Getting to the top of Tanzania (and Africa) on Mt Kilimanjaro took a 4 day hike. Getting to the top of Thailand took 30 minutes in a minivan, and we had about a 150 metre loop walk to the highest point at 2,565m (to give Kili its due, it was more than twice as high at 5,895m). Other than a shrine, and somewhat confusingly 2 different signs each proclaiming to be the highest spot there isn’t much to see as it’s still all covered in forest.


However 15 minutes back down the road there is more to see in the form of the Twin Pagodas on two hill tops facing each other, a brown one for the King, and a light purple one for the Queen. There are impressive views into the valley from the King’s side, whilst the slope up to the Queen’s pagoda is covered in a spectacular array of flowers and contains another flower garden behind it too.




It’s then a much longer than expected drive through the National Park, down down, round and round, then heading down more and more sharp bends, switchbacks and chicanes all done at a fair clip, the roads obviously familiar to the drivers.

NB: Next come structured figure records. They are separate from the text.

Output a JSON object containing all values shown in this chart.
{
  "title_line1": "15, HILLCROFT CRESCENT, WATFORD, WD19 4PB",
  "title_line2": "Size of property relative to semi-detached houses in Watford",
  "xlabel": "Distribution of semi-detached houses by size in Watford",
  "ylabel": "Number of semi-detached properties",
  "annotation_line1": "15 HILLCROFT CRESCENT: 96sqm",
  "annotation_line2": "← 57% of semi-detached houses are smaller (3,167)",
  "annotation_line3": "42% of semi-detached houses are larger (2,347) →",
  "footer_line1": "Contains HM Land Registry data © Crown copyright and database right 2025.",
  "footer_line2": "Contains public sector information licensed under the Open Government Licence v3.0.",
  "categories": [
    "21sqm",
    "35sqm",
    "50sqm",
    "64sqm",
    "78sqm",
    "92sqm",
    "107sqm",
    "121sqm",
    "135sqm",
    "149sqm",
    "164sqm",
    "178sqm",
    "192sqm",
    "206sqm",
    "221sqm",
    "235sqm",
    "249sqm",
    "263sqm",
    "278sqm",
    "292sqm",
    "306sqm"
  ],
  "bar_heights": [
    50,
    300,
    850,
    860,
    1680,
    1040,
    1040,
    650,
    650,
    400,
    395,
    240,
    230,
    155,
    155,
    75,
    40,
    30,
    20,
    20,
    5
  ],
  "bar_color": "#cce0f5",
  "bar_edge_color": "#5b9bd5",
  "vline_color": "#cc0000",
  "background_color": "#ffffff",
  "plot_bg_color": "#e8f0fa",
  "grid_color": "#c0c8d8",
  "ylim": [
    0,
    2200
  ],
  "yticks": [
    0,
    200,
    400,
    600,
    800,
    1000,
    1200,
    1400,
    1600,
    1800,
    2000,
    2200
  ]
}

We finally reverse down a small dust track and our pair of minivans disgorge their passengers, and finally by 4pm we see our first elephant off in the distance.

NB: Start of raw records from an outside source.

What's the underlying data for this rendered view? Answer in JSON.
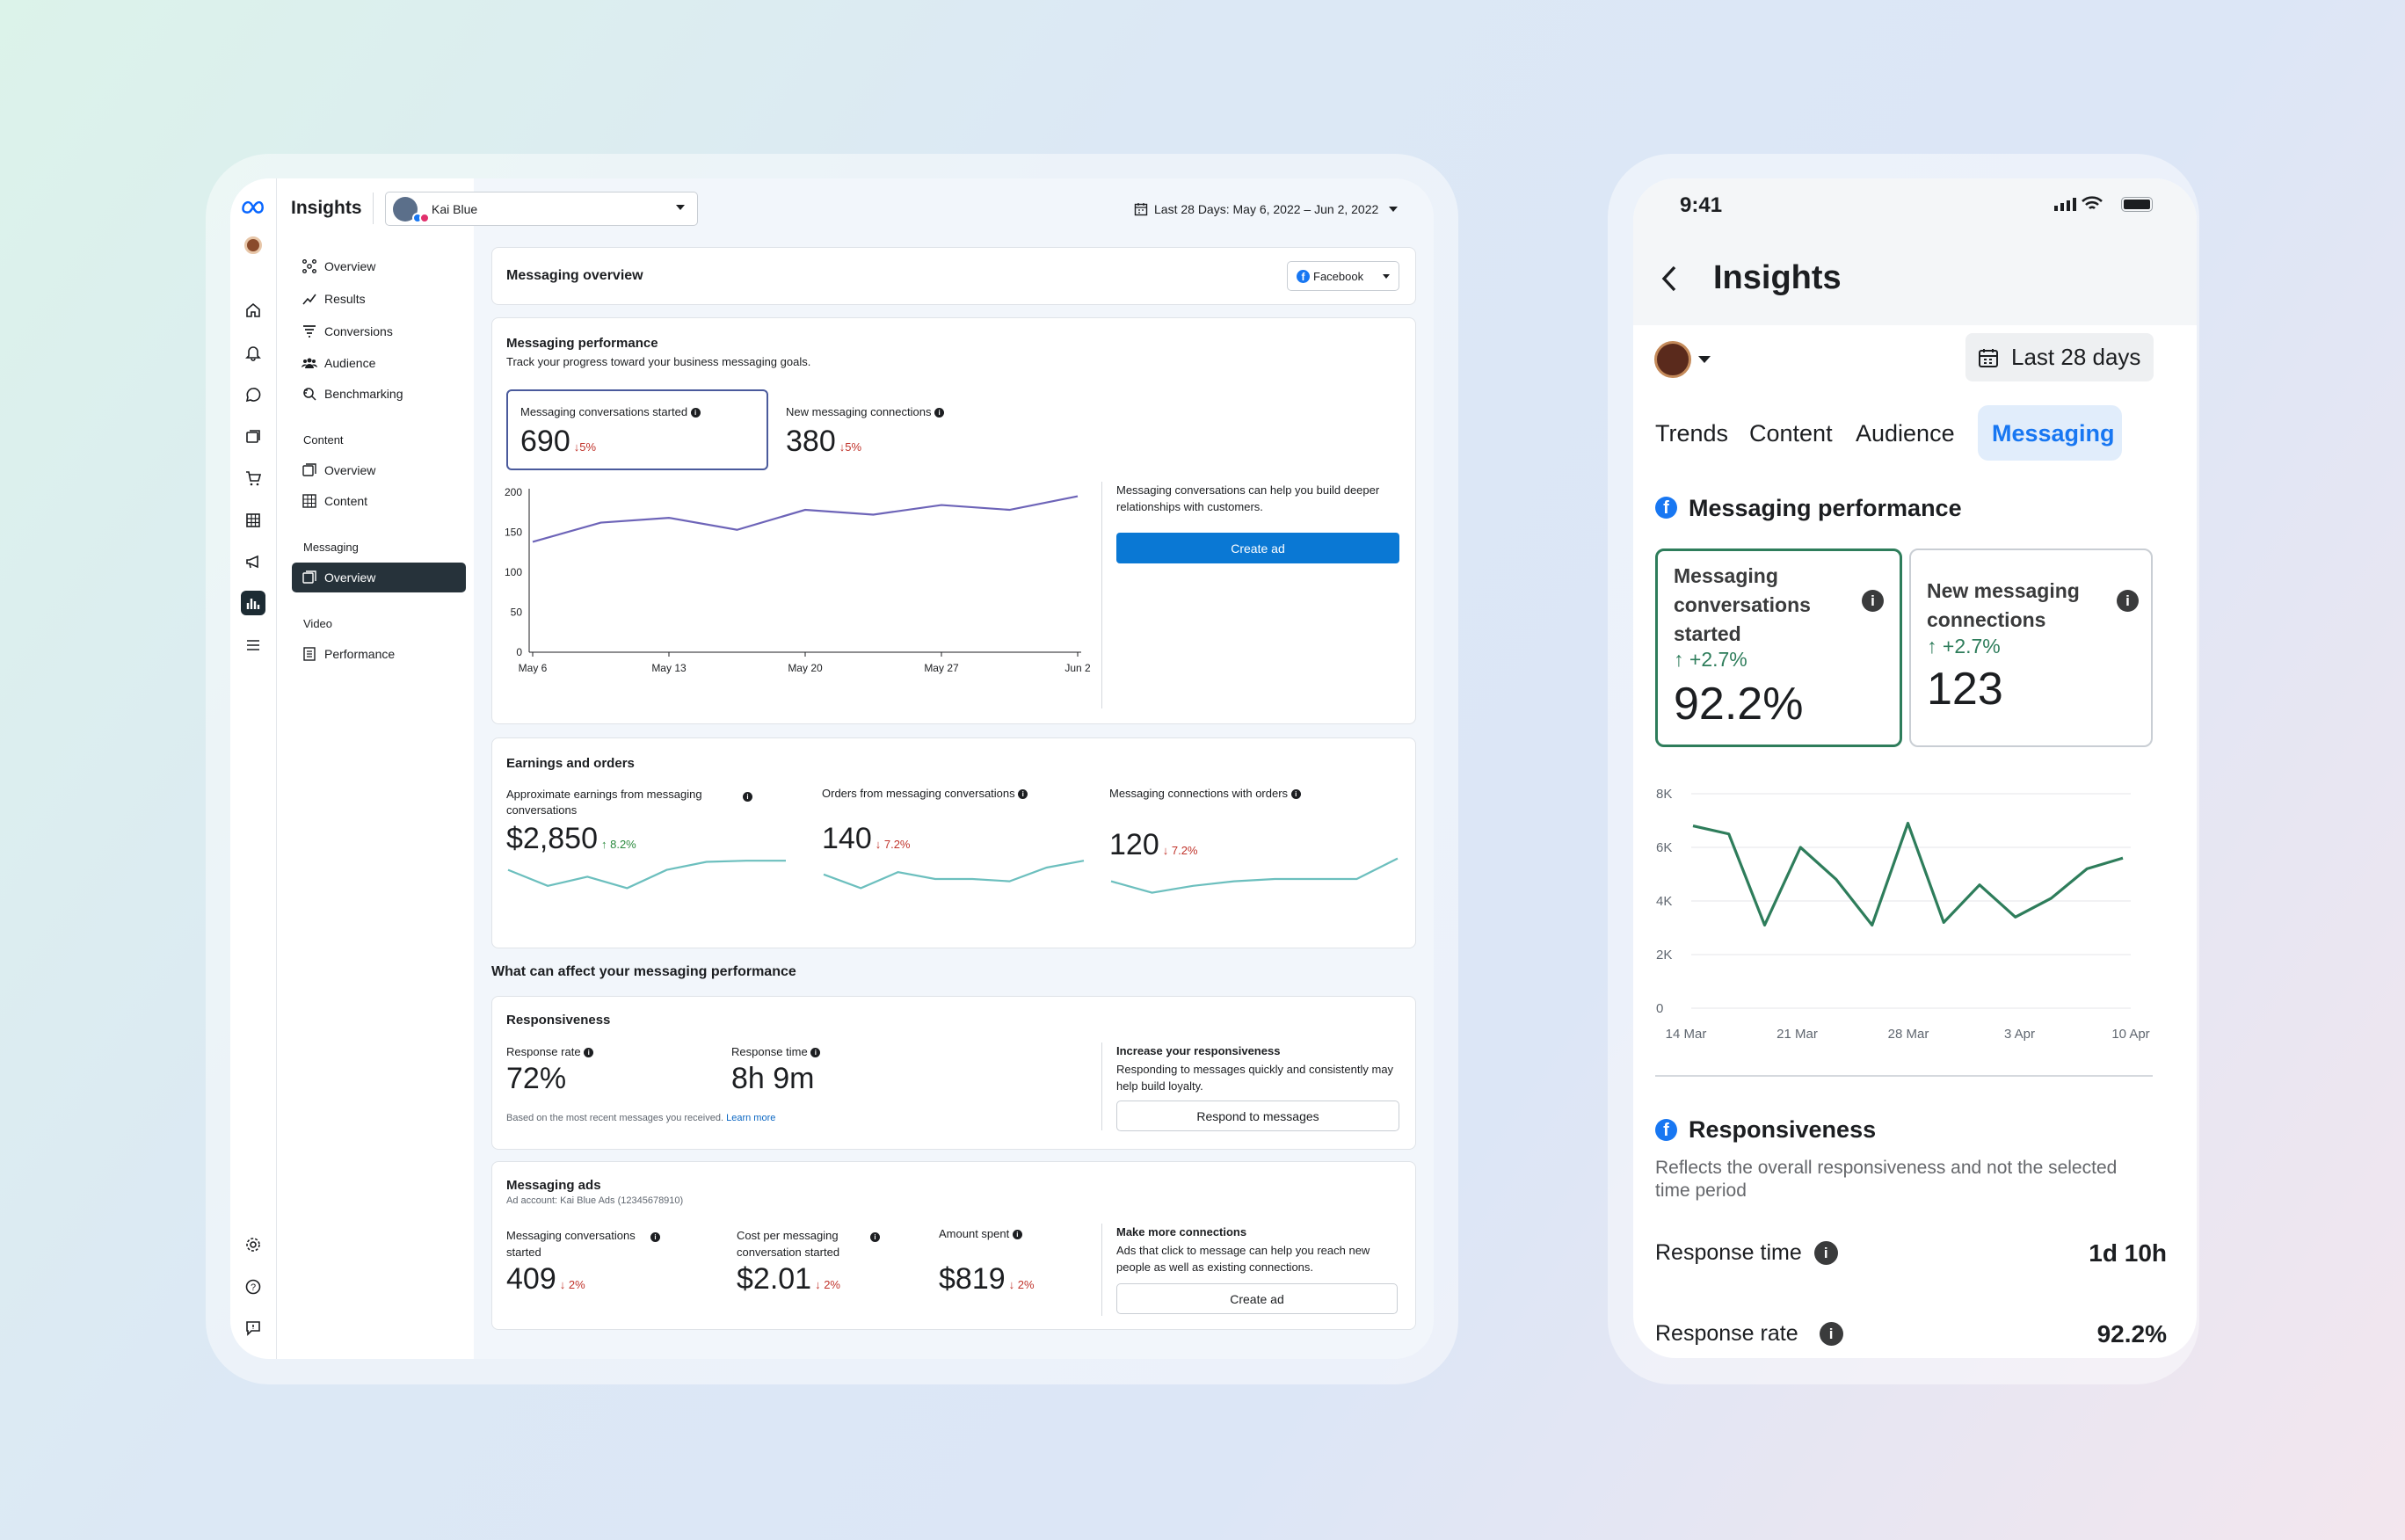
{
  "desktop": {
    "app_title": "Insights",
    "account_name": "Kai Blue",
    "date_range": "Last 28 Days: May 6, 2022 – Jun 2, 2022",
    "nav": {
      "items": [
        {
          "label": "Overview",
          "icon": "overview-icon"
        },
        {
          "label": "Results",
          "icon": "results-icon"
        },
        {
          "label": "Conversions",
          "icon": "funnel-icon"
        },
        {
          "label": "Audience",
          "icon": "people-icon"
        },
        {
          "label": "Benchmarking",
          "icon": "benchmark-icon"
        }
      ],
      "sections": [
        {
          "title": "Content",
          "items": [
            {
              "label": "Overview"
            },
            {
              "label": "Content"
            }
          ]
        },
        {
          "title": "Messaging",
          "items": [
            {
              "label": "Overview"
            }
          ]
        },
        {
          "title": "Video",
          "items": [
            {
              "label": "Performance"
            }
          ]
        }
      ]
    },
    "header_card": {
      "title": "Messaging overview",
      "platform": "Facebook"
    },
    "performance": {
      "title": "Messaging performance",
      "subtitle": "Track your progress toward your business messaging goals.",
      "metrics": [
        {
          "label": "Messaging conversations started",
          "value": "690",
          "change": "↓5%"
        },
        {
          "label": "New messaging connections",
          "value": "380",
          "change": "↓5%"
        }
      ],
      "side_text": "Messaging conversations can help you build deeper relationships with customers.",
      "cta": "Create ad"
    },
    "earnings": {
      "title": "Earnings and orders",
      "metrics": [
        {
          "label": "Approximate earnings from messaging conversations",
          "value": "$2,850",
          "change": "↑ 8.2%",
          "trend": [
            28,
            14,
            22,
            12,
            28,
            35,
            36,
            36
          ]
        },
        {
          "label": "Orders from messaging conversations",
          "value": "140",
          "change": "↓ 7.2%",
          "trend": [
            24,
            12,
            26,
            20,
            20,
            18,
            30,
            36
          ]
        },
        {
          "label": "Messaging connections with orders",
          "value": "120",
          "change": "↓ 7.2%",
          "trend": [
            18,
            8,
            14,
            18,
            20,
            20,
            20,
            38
          ]
        }
      ]
    },
    "affect_title": "What can affect your messaging performance",
    "responsiveness": {
      "title": "Responsiveness",
      "metrics": [
        {
          "label": "Response rate",
          "value": "72%"
        },
        {
          "label": "Response time",
          "value": "8h 9m"
        }
      ],
      "footnote": "Based on the most recent messages you received.",
      "learn_more": "Learn more",
      "side_title": "Increase your responsiveness",
      "side_text": "Responding to messages quickly and consistently may help build loyalty.",
      "cta": "Respond to messages"
    },
    "ads": {
      "title": "Messaging ads",
      "account": "Ad account: Kai Blue Ads (12345678910)",
      "metrics": [
        {
          "label": "Messaging conversations started",
          "value": "409",
          "change": "↓ 2%"
        },
        {
          "label": "Cost per messaging conversation started",
          "value": "$2.01",
          "change": "↓ 2%"
        },
        {
          "label": "Amount spent",
          "value": "$819",
          "change": "↓ 2%"
        }
      ],
      "side_title": "Make more connections",
      "side_text": "Ads that click to message can help you reach new people as well as existing connections.",
      "cta": "Create ad"
    }
  },
  "desktop_chart": {
    "type": "line",
    "x_ticks": [
      "May 6",
      "May 13",
      "May 20",
      "May 27",
      "Jun 2"
    ],
    "y_ticks": [
      "200",
      "150",
      "100",
      "50",
      "0"
    ],
    "ylim": [
      0,
      200
    ],
    "values": [
      138,
      162,
      168,
      153,
      178,
      172,
      184,
      178,
      195
    ],
    "color": "#6d64b8"
  },
  "phone": {
    "time": "9:41",
    "title": "Insights",
    "date_button": "Last 28 days",
    "tabs": [
      "Trends",
      "Content",
      "Audience",
      "Messaging"
    ],
    "active_tab": "Messaging",
    "section_title": "Messaging performance",
    "metrics": [
      {
        "label": "Messaging conversations started",
        "change": "+2.7%",
        "value": "92.2%"
      },
      {
        "label": "New messaging connections",
        "change": "+2.7%",
        "value": "123"
      }
    ],
    "responsiveness": {
      "title": "Responsiveness",
      "subtitle": "Reflects the overall responsiveness and not the selected time period",
      "rows": [
        {
          "label": "Response time",
          "value": "1d 10h"
        },
        {
          "label": "Response rate",
          "value": "92.2%"
        }
      ]
    }
  },
  "chart_data": {
    "type": "line",
    "x_ticks": [
      "14 Mar",
      "21 Mar",
      "28 Mar",
      "3 Apr",
      "10 Apr"
    ],
    "y_ticks": [
      "8K",
      "6K",
      "4K",
      "2K",
      "0"
    ],
    "ylim": [
      0,
      8000
    ],
    "values": [
      6800,
      6500,
      3100,
      6000,
      4800,
      3100,
      6900,
      3200,
      4600,
      3400,
      4100,
      5200,
      5600
    ],
    "color": "#2e7d5b",
    "grid": true
  },
  "colors": {
    "accent_blue": "#0a78d4",
    "phone_tab_active": "#1877f2",
    "green": "#2e7d5b"
  }
}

It’s clearly an organised set up, but infrastructure lite: we sit at a long table in an open sided hut for a spiel on the 5 elephants here, ages from 5 to 40, all female, one rescued from a landmine accident on the border, a circus for another. They have 25 acres to mooch about in and each their own mahout, with them all the time. The bamboo fences are no match for them if they decide to lumber out though.

We’re each kitted out with a navy denim top and satchel with bamboo and bananas inside. Then for an hour or so it's a free for all - wandering to different elephants offering up the snacks. Of course the elephants know what’s afoot and try to poke their wiry-haired trunks into the satchels.


They’re all very placid but move deceptively quietly and quickly, sometimes arriving unannounced behind you. The guides encourage you to stand close for photos but our wearing flip flops makes you add a degree of caution - not that trainers would help if they stood on you, but in regards to one's own agility.


A bit like the snake holding back on Day 1 in Bangkok, Seb is a bit nervous to start with, but warms into it. Whilst we wait for others to empty their snack satchels, Sienna and Seb become agitated, wanting to go back to the first hut as there are two 4 week old puppies lolloping around. They’d spied them on our arrival and were holding them whilst we received the initial talk.


Changed into swimmers we troop down to a nearby stream, 3 of the 5 elephants following us. Armed with a plastic bowl each, water gets thrown over the elephants before they decide they’ve had their fill and they lumber out rejoining their friends.


In the final wrap up, Sienna and Seb are again playing with the puppies - Kate and I wonder if the kids would have been happy to see puppies alone and foregone the elephants. We suspect only half way home would they have piped up asking when they were going to see elephants. We don’t leave until about 6:30 pm and the sun is soon set as we begin the windy journey home.

It was great to be so close to those gentle giants in hopefully a non-obtrusive way. Hopefully we don't look back on this in a few years and discover the opinions have shifted further on this type of activity. It's all set up, but hopefully the elephants are doing ok from this type of interaction. Time will tell. Hard to reflect on the journey though as the repeated sharp bends are too much for Seb so we have to pull over for him. Thankfully he’s not sick but an ongoing stomach ache means he and I get dropped off with the first passengers and after 30 minutes rest in an unknown hotel lobby, catch Kate and Sienna up at Kitti Rose via a taxi. We’re not home until almost 9pm and everyone is suitably exhausted.